At last the bombardment showed signs of abating. Cautiously we roused ourselves, picked up our rifles, pushed the armour plating away from the wall slits, set the machine-gun in position. That anyone should still be living in the hell of the outside world would be nothing short of a miracle. The scene had changed beyond all recognition since last we had looked upon it. Wreckage lay scattered for miles about. The barbed-wire installations so lovingly supervised by Rommel had completely disappeared. Major Hinka made several despairing attempts to contact base by the field telephone, but with no success. There was no telephone: was no base. All the positions we had held had presumably been crushed out of existence by the bombardment.
And now the enemy were pouring off the landing-craft and swarming up the beaches in their thousands. Wave upon wave of khaki clad figures with never a thought in their heads that they might still have to encounter opposition. Who, after all, could possibly have survived the onslaught and be alive to offer any resistance?

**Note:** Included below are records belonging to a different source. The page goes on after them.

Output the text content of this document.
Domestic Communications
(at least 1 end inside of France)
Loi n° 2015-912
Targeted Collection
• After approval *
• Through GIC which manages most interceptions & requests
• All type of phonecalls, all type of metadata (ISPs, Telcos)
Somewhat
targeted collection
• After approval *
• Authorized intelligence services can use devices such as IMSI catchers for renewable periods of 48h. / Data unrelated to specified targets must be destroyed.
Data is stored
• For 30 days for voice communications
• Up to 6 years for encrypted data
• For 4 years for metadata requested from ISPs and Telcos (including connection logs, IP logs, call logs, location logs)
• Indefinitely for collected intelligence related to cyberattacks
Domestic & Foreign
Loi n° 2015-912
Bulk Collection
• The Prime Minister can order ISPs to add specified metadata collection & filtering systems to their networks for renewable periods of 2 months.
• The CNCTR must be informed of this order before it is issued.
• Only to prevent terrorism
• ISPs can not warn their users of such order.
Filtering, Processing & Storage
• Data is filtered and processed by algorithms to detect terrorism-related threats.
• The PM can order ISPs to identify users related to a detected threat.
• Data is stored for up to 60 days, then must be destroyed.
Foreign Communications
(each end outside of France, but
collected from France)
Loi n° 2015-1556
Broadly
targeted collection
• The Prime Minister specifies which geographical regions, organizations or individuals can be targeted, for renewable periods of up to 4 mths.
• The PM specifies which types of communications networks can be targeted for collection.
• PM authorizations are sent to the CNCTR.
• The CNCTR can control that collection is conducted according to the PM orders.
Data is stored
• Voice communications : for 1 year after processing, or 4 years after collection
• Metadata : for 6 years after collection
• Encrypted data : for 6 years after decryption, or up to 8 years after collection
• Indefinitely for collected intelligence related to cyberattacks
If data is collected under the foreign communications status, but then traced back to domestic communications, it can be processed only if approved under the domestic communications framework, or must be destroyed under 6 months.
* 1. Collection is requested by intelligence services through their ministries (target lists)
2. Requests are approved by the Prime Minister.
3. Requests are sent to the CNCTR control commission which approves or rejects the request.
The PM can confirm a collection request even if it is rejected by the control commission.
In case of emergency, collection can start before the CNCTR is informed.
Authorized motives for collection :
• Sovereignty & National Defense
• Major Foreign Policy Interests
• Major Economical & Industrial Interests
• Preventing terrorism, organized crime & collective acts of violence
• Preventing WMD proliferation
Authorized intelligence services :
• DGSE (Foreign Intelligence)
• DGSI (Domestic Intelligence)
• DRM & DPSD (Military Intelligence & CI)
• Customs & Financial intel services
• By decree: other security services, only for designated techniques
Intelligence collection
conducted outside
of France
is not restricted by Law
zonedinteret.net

And then, suddenly, the mortars were sending an uninterrupted cascade of grenades into the midst of the khaki hordes. For a moment the infantry hesitated, dropped back, evidently shocked by this unexpected reception. Their officers gave them no respite. They shouted orders back and forth and urged the men on with impatient arm movements and jerks of the head. The machine-guns sliced through their approaching ranks, mowing them down dozens at a time. Porta's flame-thrower sent its evil tongues leaping in among them, catching a man here, a man there. We rose up from our hell-hole and watched them die. It was our turn, now, to deal out wholesale destruction. The khaki figures fell over each other, trampled on their fallen comrades, stumbled and staggered but still came on. I saw one soldier trip on a pile of debris and become impaled on some hidden barbed wire. His screams were horrid even to my exultant ears. It was a relief when he was caught in the machine-gun fire and sliced almost in half. At least it put an end to the screams.